Humberto explica que o texto altera o Estatuto da Criança e do Adolescente ao prever dois procedimentos possíveis para ouvir as crianças e adolescentes vítimas ou testemunhas de violência. Um é a escuta especializada, que deve ser realizada diante do órgão da rede de proteção e limitado estritamente ao necessário para o cumprimento de sua atribuição.

O outro é o depoimento especial, quando a criança é ouvida perante a autoridade judicial ou policial. Esse depoimento será intermediado por profissionais especializados que esclarecerão à criança os seus direitos e como será conduzida a entrevista, que será gravada em vídeo e áudio, com preservação da intimidade e da privacidade da vítima ou testemunha. A oitiva tramitará em segredo de justiça.

Para o senador, infelizmente, ainda há no país frequente desrespeito aos direitos da criança e o descumprimento de suas garantias. “Sabemos que a violência contra crianças e adolescentes não tem fronteiras, não escolhe raça nem escolhe cor, não tem religião nem cultura. Ela está presente em lares, em escolas, nas ruas, em lugares de trabalho e em centros de detenção”, afirma.

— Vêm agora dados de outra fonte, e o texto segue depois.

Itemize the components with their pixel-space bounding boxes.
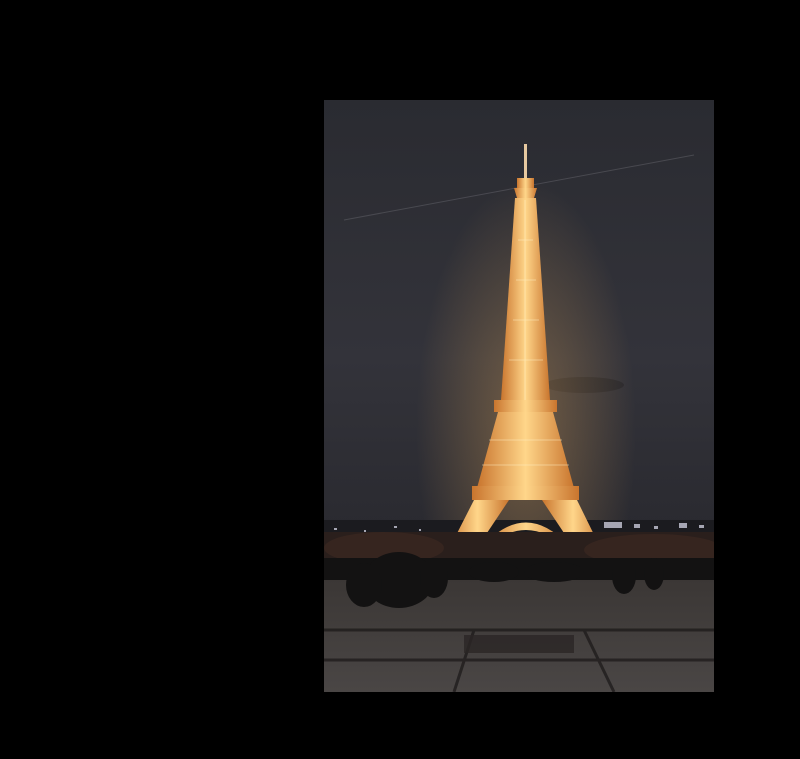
page-background xyxy=(0,0,800,759)
photo xyxy=(324,100,714,692)
eiffel-tower-night-photo xyxy=(324,100,714,692)
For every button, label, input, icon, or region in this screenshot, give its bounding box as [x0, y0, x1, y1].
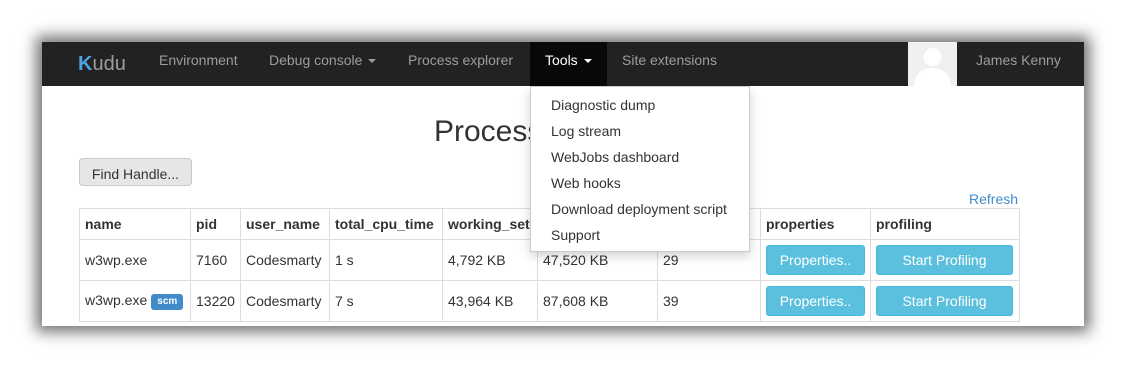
cell-col6: 87,608 KB: [537, 280, 658, 322]
col-header-name[interactable]: name: [79, 208, 191, 240]
cell-user-name: Codesmarty: [240, 280, 330, 322]
caret-down-icon: [368, 59, 377, 64]
cell-name: w3wp.exe: [79, 239, 191, 281]
cell-pid: 7160: [190, 239, 241, 281]
menu-item-download-deployment-script[interactable]: Download deployment script: [531, 196, 749, 222]
start-profiling-button[interactable]: Start Profiling: [876, 245, 1013, 275]
properties-button[interactable]: Properties..: [766, 286, 865, 316]
cell-profiling: Start Profiling: [870, 239, 1020, 281]
menu-item-support[interactable]: Support: [531, 222, 749, 248]
user-name[interactable]: James Kenny: [976, 42, 1061, 78]
tools-dropdown-menu: Diagnostic dump Log stream WebJobs dashb…: [530, 86, 750, 252]
browser-window: Kudu Environment Debug console Process e…: [42, 42, 1084, 326]
nav-debug-console-label: Debug console: [269, 52, 363, 68]
nav-environment[interactable]: Environment: [144, 42, 253, 86]
user-avatar[interactable]: [908, 42, 957, 86]
nav-process-explorer-label: Process explorer: [408, 52, 514, 68]
cell-properties: Properties..: [760, 239, 871, 281]
menu-item-diagnostic-dump[interactable]: Diagnostic dump: [531, 92, 749, 118]
nav-tools-label: Tools: [545, 52, 578, 68]
col-header-profiling[interactable]: profiling: [870, 208, 1020, 240]
caret-down-icon: [583, 59, 592, 64]
top-navbar: Kudu Environment Debug console Process e…: [42, 42, 1084, 86]
nav-site-extensions[interactable]: Site extensions: [607, 42, 732, 86]
nav-debug-console[interactable]: Debug console: [254, 42, 391, 86]
page-title: Process: [434, 115, 543, 148]
cell-user-name: Codesmarty: [240, 239, 330, 281]
refresh-link[interactable]: Refresh: [969, 189, 1018, 209]
col-header-pid[interactable]: pid: [190, 208, 241, 240]
find-handle-button[interactable]: Find Handle...: [79, 158, 192, 186]
cell-working-set: 4,792 KB: [442, 239, 538, 281]
cell-col7: 39: [657, 280, 761, 322]
col-header-properties[interactable]: properties: [760, 208, 871, 240]
menu-item-web-hooks[interactable]: Web hooks: [531, 170, 749, 196]
person-silhouette-icon: [914, 48, 951, 86]
kudu-logo[interactable]: Kudu: [78, 50, 126, 78]
col-header-working-set[interactable]: working_set: [442, 208, 538, 240]
cell-total-cpu-time: 1 s: [329, 239, 443, 281]
cell-pid: 13220: [190, 280, 241, 322]
cell-profiling: Start Profiling: [870, 280, 1020, 322]
cell-working-set: 43,964 KB: [442, 280, 538, 322]
process-name: w3wp.exe: [85, 292, 148, 309]
scm-badge: scm: [151, 293, 184, 310]
table-row: w3wp.exe scm 13220 Codesmarty 7 s 43,964 …: [79, 280, 1020, 322]
nav-process-explorer[interactable]: Process explorer: [393, 42, 528, 86]
nav-environment-label: Environment: [159, 52, 238, 68]
kudu-logo-mark: K: [78, 53, 93, 75]
properties-button[interactable]: Properties..: [766, 245, 865, 275]
cell-properties: Properties..: [760, 280, 871, 322]
process-name: w3wp.exe: [85, 252, 148, 268]
cell-name: w3wp.exe scm: [79, 280, 191, 322]
col-header-user-name[interactable]: user_name: [240, 208, 330, 240]
start-profiling-button[interactable]: Start Profiling: [876, 286, 1013, 316]
cell-total-cpu-time: 7 s: [329, 280, 443, 322]
menu-item-log-stream[interactable]: Log stream: [531, 118, 749, 144]
kudu-logo-text: udu: [92, 53, 126, 75]
nav-tools[interactable]: Tools: [530, 42, 607, 86]
menu-item-webjobs-dashboard[interactable]: WebJobs dashboard: [531, 144, 749, 170]
col-header-total-cpu-time[interactable]: total_cpu_time: [329, 208, 443, 240]
nav-site-extensions-label: Site extensions: [622, 52, 717, 68]
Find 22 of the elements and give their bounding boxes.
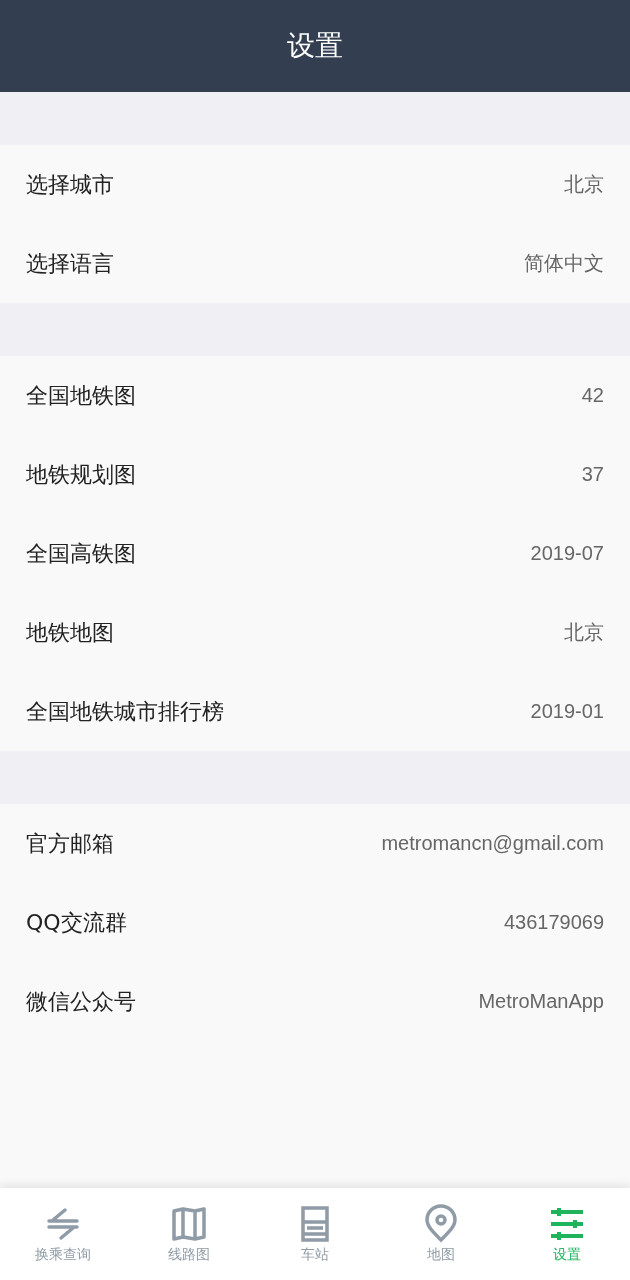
setting-value: MetroManApp: [478, 990, 604, 1013]
setting-value: 2019-07: [530, 542, 604, 565]
setting-label[interactable]: 地铁规划图: [26, 459, 136, 490]
setting-label[interactable]: 全国高铁图: [26, 538, 136, 569]
page-title: 设置: [287, 28, 343, 64]
setting-value: 2019-01: [530, 700, 604, 723]
setting-label[interactable]: 选择城市: [26, 169, 114, 200]
setting-value: 北京: [564, 620, 604, 645]
setting-label[interactable]: 官方邮箱: [26, 828, 114, 859]
setting-label[interactable]: 全国地铁城市排行榜: [26, 696, 224, 727]
setting-value: metromancn@gmail.com: [381, 832, 604, 855]
map-icon: [169, 1204, 209, 1244]
setting-value: 37: [581, 463, 604, 486]
setting-label[interactable]: 微信公众号: [26, 986, 136, 1017]
setting-value: 北京: [564, 172, 604, 197]
setting-value: 42: [581, 384, 604, 407]
setting-label[interactable]: 地铁地图: [26, 617, 114, 648]
setting-label[interactable]: 选择语言: [26, 248, 114, 279]
setting-value: 简体中文: [524, 251, 604, 276]
setting-label[interactable]: 全国地铁图: [26, 380, 136, 411]
setting-value: 436179069: [503, 911, 604, 934]
setting-label[interactable]: QQ交流群: [26, 907, 127, 938]
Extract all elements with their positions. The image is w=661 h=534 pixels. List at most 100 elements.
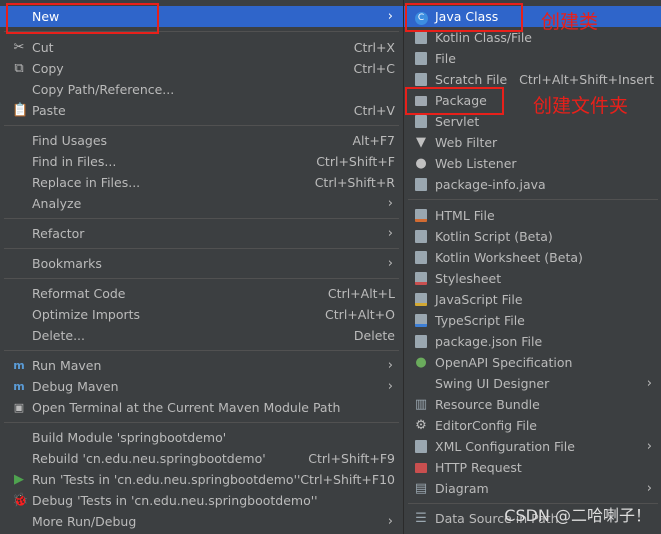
shortcut: Ctrl+Shift+F10 bbox=[300, 472, 395, 487]
highlight-box-package bbox=[405, 87, 504, 115]
api-icon bbox=[414, 461, 428, 475]
js-file-icon bbox=[414, 293, 428, 307]
menu-item-cut[interactable]: ✂ Cut Ctrl+X bbox=[0, 37, 403, 58]
annotation-create-folder: 创建文件夹 bbox=[533, 95, 629, 117]
new-submenu: C Java Class Kotlin Class/File File Scra… bbox=[403, 0, 661, 534]
watermark: CSDN @二哈喇子！ bbox=[504, 506, 651, 525]
terminal-icon: ▣ bbox=[13, 401, 25, 414]
submenu-item-resource-bundle[interactable]: ▥ Resource Bundle bbox=[404, 394, 661, 415]
menu-item-label: Rebuild 'cn.edu.neu.springbootdemo' bbox=[32, 451, 266, 466]
menu-item-bookmarks[interactable]: Bookmarks › bbox=[0, 253, 403, 274]
menu-item-rebuild[interactable]: Rebuild 'cn.edu.neu.springbootdemo' Ctrl… bbox=[0, 448, 403, 469]
menu-item-find-in-files[interactable]: Find in Files... Ctrl+Shift+F bbox=[0, 151, 403, 172]
submenu-item-http-request[interactable]: HTTP Request bbox=[404, 457, 661, 478]
submenu-item-web-filter[interactable]: ▼ Web Filter bbox=[404, 132, 661, 153]
submenu-item-xml-configuration[interactable]: XML Configuration File › bbox=[404, 436, 661, 457]
menu-item-reformat[interactable]: Reformat Code Ctrl+Alt+L bbox=[0, 283, 403, 304]
shortcut: Ctrl+Alt+Shift+Insert bbox=[519, 72, 654, 87]
shortcut: Delete bbox=[353, 328, 395, 343]
maven-debug-icon: m bbox=[13, 380, 25, 393]
menu-item-analyze[interactable]: Analyze › bbox=[0, 193, 403, 214]
paste-icon: 📋 bbox=[12, 103, 29, 118]
menu-item-open-terminal[interactable]: ▣ Open Terminal at the Current Maven Mod… bbox=[0, 397, 403, 418]
submenu-item-swing-ui-designer[interactable]: Swing UI Designer › bbox=[404, 373, 661, 394]
menu-item-label: Bookmarks bbox=[32, 256, 102, 271]
database-icon: ☰ bbox=[415, 511, 427, 526]
menu-item-refactor[interactable]: Refactor › bbox=[0, 223, 403, 244]
json-file-icon bbox=[414, 335, 428, 349]
submenu-item-openapi[interactable]: ● OpenAPI Specification bbox=[404, 352, 661, 373]
menu-item-label: Debug 'Tests in 'cn.edu.neu.springbootde… bbox=[32, 493, 318, 508]
submenu-item-label: package.json File bbox=[435, 334, 543, 349]
submenu-arrow-icon: › bbox=[646, 481, 652, 496]
submenu-item-label: EditorConfig File bbox=[435, 418, 537, 433]
submenu-item-typescript-file[interactable]: TypeScript File bbox=[404, 310, 661, 331]
menu-item-label: Refactor bbox=[32, 226, 85, 241]
copy-icon: ⧉ bbox=[14, 61, 24, 76]
filter-icon: ▼ bbox=[416, 135, 426, 150]
diagram-icon: ▤ bbox=[414, 481, 428, 496]
menu-item-find-usages[interactable]: Find Usages Alt+F7 bbox=[0, 130, 403, 151]
submenu-item-javascript-file[interactable]: JavaScript File bbox=[404, 289, 661, 310]
menu-item-debug-tests[interactable]: 🐞 Debug 'Tests in 'cn.edu.neu.springboot… bbox=[0, 490, 403, 511]
submenu-item-editorconfig[interactable]: ⚙ EditorConfig File bbox=[404, 415, 661, 436]
menu-item-paste[interactable]: 📋 Paste Ctrl+V bbox=[0, 100, 403, 121]
submenu-arrow-icon: › bbox=[646, 439, 652, 454]
shortcut: Ctrl+V bbox=[353, 103, 395, 118]
separator bbox=[4, 125, 399, 126]
menu-item-label: Copy Path/Reference... bbox=[32, 82, 175, 97]
highlight-box-java-class bbox=[405, 3, 523, 32]
submenu-item-web-listener[interactable]: ● Web Listener bbox=[404, 153, 661, 174]
menu-item-label: Cut bbox=[32, 40, 54, 55]
menu-item-replace-in-files[interactable]: Replace in Files... Ctrl+Shift+R bbox=[0, 172, 403, 193]
menu-item-delete[interactable]: Delete... Delete bbox=[0, 325, 403, 346]
submenu-item-package-info[interactable]: package-info.java bbox=[404, 174, 661, 195]
menu-item-more-run-debug[interactable]: More Run/Debug › bbox=[0, 511, 403, 532]
java-file-icon bbox=[414, 178, 428, 192]
submenu-item-label: package-info.java bbox=[435, 177, 546, 192]
separator bbox=[4, 218, 399, 219]
menu-item-label: Debug Maven bbox=[32, 379, 119, 394]
submenu-item-kotlin-script[interactable]: Kotlin Script (Beta) bbox=[404, 226, 661, 247]
debug-icon: 🐞 bbox=[12, 493, 29, 508]
submenu-item-stylesheet[interactable]: Stylesheet bbox=[404, 268, 661, 289]
submenu-item-label: HTML File bbox=[435, 208, 495, 223]
submenu-item-label: TypeScript File bbox=[435, 313, 525, 328]
submenu-item-file[interactable]: File bbox=[404, 48, 661, 69]
menu-item-copy-path[interactable]: Copy Path/Reference... bbox=[0, 79, 403, 100]
menu-item-run-maven[interactable]: m Run Maven › bbox=[0, 355, 403, 376]
submenu-item-label: XML Configuration File bbox=[435, 439, 575, 454]
submenu-item-html-file[interactable]: HTML File bbox=[404, 205, 661, 226]
submenu-arrow-icon: › bbox=[387, 9, 393, 24]
menu-item-copy[interactable]: ⧉ Copy Ctrl+C bbox=[0, 58, 403, 79]
maven-run-icon: m bbox=[13, 359, 25, 372]
menu-item-optimize-imports[interactable]: Optimize Imports Ctrl+Alt+O bbox=[0, 304, 403, 325]
openapi-icon: ● bbox=[415, 355, 427, 370]
separator bbox=[4, 248, 399, 249]
menu-item-label: Replace in Files... bbox=[32, 175, 141, 190]
shortcut: Ctrl+Shift+R bbox=[314, 175, 395, 190]
submenu-arrow-icon: › bbox=[387, 379, 393, 394]
xml-file-icon bbox=[414, 440, 428, 454]
submenu-item-package-json[interactable]: package.json File bbox=[404, 331, 661, 352]
menu-item-run-tests[interactable]: ▶ Run 'Tests in 'cn.edu.neu.springbootde… bbox=[0, 469, 403, 490]
submenu-item-label: OpenAPI Specification bbox=[435, 355, 573, 370]
submenu-item-kotlin-worksheet[interactable]: Kotlin Worksheet (Beta) bbox=[404, 247, 661, 268]
submenu-item-label: Diagram bbox=[435, 481, 489, 496]
menu-item-label: Copy bbox=[32, 61, 64, 76]
css-file-icon bbox=[414, 272, 428, 286]
scissors-icon: ✂ bbox=[13, 40, 25, 55]
menu-item-label: Run 'Tests in 'cn.edu.neu.springbootdemo… bbox=[32, 472, 301, 487]
submenu-item-label: JavaScript File bbox=[435, 292, 523, 307]
context-menu: New › ✂ Cut Ctrl+X ⧉ Copy Ctrl+C Copy Pa… bbox=[0, 0, 403, 534]
submenu-item-label: Swing UI Designer bbox=[435, 376, 550, 391]
menu-item-build-module[interactable]: Build Module 'springbootdemo' bbox=[0, 427, 403, 448]
submenu-item-diagram[interactable]: ▤ Diagram › bbox=[404, 478, 661, 499]
shortcut: Ctrl+Alt+L bbox=[327, 286, 395, 301]
menu-item-debug-maven[interactable]: m Debug Maven › bbox=[0, 376, 403, 397]
menu-item-label: Delete... bbox=[32, 328, 85, 343]
ts-file-icon bbox=[414, 314, 428, 328]
separator bbox=[4, 422, 399, 423]
submenu-arrow-icon: › bbox=[387, 514, 393, 529]
menu-item-label: Find Usages bbox=[32, 133, 108, 148]
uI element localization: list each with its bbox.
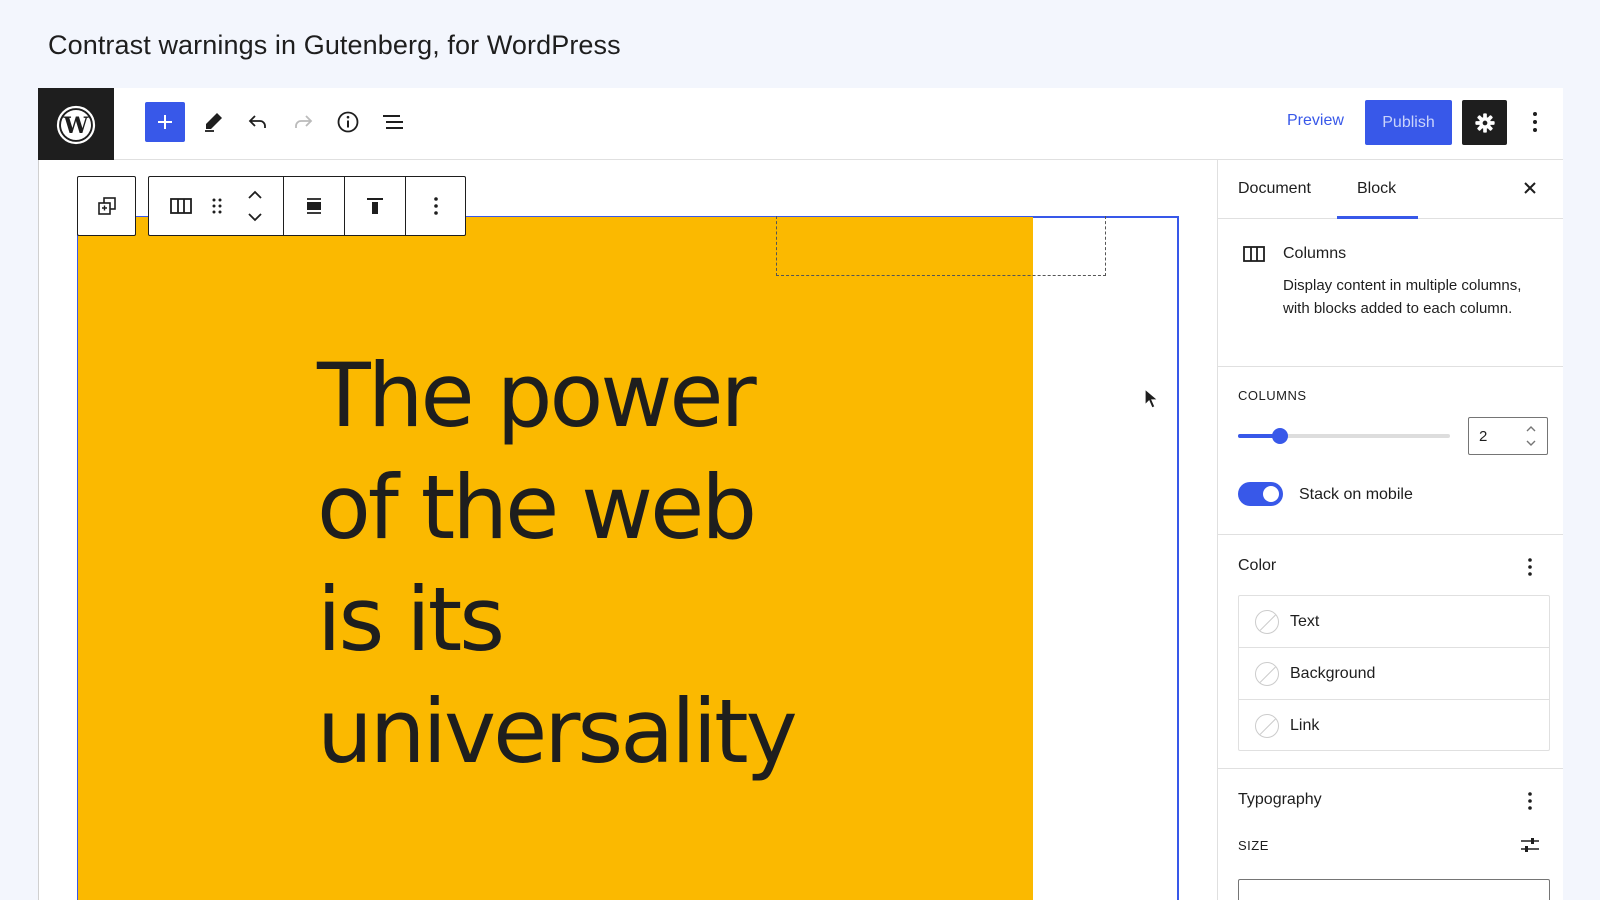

Os parlamentares também aprovaram o projeto que determina prioridade na tramitação de processos, da competência do juízo de família, envolvendo acusação de alienação parental. A matéria segue à Câmara dos Deputados.

Segundo Humberto, o tempo para resolver judicialmente questões extremamente delicadas como a guarda de filhos menores de idade é precioso e crucial, o que requer que a lei imponha ao juiz a preferência do respectivo processo em relação às demais matérias em tramitação no juízo de família.

Também foi a plenário a proposta que inclui no Código Civil a possibilidade de curatela compartilhada para pessoas maiores de 18 anos com deficiência física grave ou deficiência mental. Os senadores, no entanto, decidiram devolver o texto à Comissão de Constituição e Justiça da Casa para aprofundamento das discussões.

De acordo com o texto, a curatela compartilhada seguirá os mesmos parâmetros da guarda compartilhada: os curadores irão dividir a responsabilidade pelos cuidados com o maior de idade que necessita de cuidados especiais, sempre atentando ao melhor interesse do curatelado. “Atualmente, a curatela prevista tanto no Código Civil quanto no Código de Processo Civil confere poderes para somente uma pessoa zelar e cuidar do incapaz. Isso vai mudar”, avisa Humberto.